What is the question?

Letʻs talk about scientific excellence & what data can and cannot do
module 2
week 3
data
questions
data mining
Author
Affiliation

School of Life Sciences, University of Hawaii

Published

January 31, 2023

Pre-lecture materials

Read ahead

  • Take a look at the data in this recent paper: Winchell et. al, (2023) Genome-wide parallelism underlies contemporary adaptation in urban lizards. PNAS 120 (3) e2216789120 Check SLACK channel for pdf

Watch ahead: A Motivating Example for the whole endeavor of data analysis

In the age of Artificial Intelligence (AI), we have many data-intensive tools available. But can we just throw more data at a problem to get better outcomes? Please watch this thought provoking short talk by Sebastian Wernicke “How to use data to make a hit TV show”… What goes wrong when we look for decisions in the wrong places r emojifont::emoji('palm_tree')

Can we design a hit TV show (or anything of importance) with data?
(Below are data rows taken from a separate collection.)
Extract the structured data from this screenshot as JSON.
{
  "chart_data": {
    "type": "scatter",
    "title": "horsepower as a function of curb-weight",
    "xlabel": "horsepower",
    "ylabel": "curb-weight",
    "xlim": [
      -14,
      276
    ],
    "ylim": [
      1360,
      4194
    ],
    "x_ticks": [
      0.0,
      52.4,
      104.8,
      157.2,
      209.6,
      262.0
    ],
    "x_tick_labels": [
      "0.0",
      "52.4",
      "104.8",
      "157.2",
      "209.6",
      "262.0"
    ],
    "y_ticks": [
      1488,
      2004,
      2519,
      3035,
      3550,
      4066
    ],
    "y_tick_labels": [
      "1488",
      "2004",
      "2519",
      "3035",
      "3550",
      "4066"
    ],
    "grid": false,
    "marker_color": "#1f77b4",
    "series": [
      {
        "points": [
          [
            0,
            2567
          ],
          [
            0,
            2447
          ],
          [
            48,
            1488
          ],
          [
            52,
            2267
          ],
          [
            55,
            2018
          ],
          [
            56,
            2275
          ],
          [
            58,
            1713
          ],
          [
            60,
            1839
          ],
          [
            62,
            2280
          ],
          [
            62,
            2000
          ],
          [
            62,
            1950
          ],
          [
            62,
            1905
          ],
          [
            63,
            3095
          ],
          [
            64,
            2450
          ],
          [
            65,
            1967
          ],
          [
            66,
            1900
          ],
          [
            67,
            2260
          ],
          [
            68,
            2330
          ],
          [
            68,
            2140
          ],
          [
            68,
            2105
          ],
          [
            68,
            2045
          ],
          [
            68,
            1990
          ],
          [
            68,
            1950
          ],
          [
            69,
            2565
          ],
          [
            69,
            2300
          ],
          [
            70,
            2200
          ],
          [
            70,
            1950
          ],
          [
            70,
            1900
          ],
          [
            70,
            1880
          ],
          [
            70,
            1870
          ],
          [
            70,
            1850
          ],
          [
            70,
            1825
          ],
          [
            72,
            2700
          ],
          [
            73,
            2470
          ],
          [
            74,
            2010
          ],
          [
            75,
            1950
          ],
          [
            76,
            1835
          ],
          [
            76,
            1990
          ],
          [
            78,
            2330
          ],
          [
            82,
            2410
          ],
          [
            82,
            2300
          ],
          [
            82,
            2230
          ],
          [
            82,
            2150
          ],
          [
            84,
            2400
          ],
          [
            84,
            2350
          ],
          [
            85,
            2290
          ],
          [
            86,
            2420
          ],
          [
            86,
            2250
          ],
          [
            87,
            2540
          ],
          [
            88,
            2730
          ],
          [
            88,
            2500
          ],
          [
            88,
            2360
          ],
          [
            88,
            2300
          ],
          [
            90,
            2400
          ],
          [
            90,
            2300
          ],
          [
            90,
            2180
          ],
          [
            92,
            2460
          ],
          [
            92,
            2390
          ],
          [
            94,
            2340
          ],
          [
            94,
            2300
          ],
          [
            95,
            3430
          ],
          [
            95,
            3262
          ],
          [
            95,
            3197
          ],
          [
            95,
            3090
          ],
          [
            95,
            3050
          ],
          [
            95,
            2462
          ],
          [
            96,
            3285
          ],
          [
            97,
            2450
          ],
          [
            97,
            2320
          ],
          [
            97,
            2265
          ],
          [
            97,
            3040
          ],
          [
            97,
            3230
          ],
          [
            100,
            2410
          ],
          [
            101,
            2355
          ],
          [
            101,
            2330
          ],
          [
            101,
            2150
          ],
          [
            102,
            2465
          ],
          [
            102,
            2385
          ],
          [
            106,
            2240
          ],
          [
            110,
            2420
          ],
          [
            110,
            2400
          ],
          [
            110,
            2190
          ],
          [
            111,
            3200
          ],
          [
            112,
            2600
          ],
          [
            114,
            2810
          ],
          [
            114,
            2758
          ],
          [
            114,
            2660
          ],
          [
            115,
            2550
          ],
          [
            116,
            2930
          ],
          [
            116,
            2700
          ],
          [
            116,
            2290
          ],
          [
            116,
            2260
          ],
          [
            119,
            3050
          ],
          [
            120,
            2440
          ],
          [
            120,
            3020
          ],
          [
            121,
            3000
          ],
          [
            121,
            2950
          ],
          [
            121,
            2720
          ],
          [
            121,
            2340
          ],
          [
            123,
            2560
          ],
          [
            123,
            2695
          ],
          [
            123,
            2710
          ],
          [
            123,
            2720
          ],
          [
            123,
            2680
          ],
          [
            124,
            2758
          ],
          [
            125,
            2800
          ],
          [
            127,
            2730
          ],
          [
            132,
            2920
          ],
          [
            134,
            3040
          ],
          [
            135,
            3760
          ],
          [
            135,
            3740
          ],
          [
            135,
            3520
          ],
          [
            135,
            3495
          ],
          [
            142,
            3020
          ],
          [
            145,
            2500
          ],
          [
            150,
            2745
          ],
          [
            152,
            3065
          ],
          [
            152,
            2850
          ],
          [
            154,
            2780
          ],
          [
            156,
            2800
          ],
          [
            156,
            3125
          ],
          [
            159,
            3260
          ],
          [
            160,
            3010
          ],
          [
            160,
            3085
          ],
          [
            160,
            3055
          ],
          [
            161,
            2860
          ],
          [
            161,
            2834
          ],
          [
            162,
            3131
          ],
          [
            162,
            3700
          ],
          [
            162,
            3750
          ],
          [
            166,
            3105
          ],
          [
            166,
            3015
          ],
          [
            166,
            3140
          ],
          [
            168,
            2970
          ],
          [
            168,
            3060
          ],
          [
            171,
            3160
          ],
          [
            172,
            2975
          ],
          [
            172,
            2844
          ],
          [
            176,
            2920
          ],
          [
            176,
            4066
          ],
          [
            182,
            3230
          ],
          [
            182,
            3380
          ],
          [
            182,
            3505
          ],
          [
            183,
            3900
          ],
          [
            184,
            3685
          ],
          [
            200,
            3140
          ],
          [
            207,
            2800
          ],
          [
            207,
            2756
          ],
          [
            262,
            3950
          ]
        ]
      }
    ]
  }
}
The Wizard of Oz (1939) starring Judy Garland was the first major motion picture in color via the complex Technicolor process. It was a tremendous success. I remember my father telling me about what a huge event it was when it came to his small town. Yet, would it have been an inevitable success? Even at that time, there were many other movies, and there were a lot of doubts about whether the American audience would accept the fantasy story, the length, the musical choices, the actors, and so many other variables. Even though the movie landscape was much simpler then, it was still multivariate.

Yet there must be something to the analysis of data into human behavior. Internet companies sell our web browsing history, there are still opinion polls, demographic surveys, and the like. Do these types of data differ? Can we do better?

Questions for “How to use data to make a hit TV show”
  • The first study produced a TV show that was perfectly average. How do you imagine they approached the data, and what might have been the difference with the study that led to the hit show?
  • How do shows become hits? Is the underlying mechanim complex? Or is the predictive data complex? or both? What contributes to complexity?
  • What is a good role for data analysis in this type of question?
  • Can we really “let the data tell us the answer”? What does such a statement leave unstated?

Genome-wide parallelism underlies contemporary adaptation in urban lizards

This is a hot-off-the-presses study into a hot topic.

Discussion Questions
  • What are the questions in this study?
  • What are the types of data?
  • At the most basic level, what are the questions in the data analysis?

When we break it down, what can we do with data?

  • Same vs. different
    • Similar vs. less similar
  • Moving in the same direction
  • Are groupings real?
  • Larger vs. smaller
    • Predictive order

Can we identify these data comparisons in Winchell et. al, (2023)?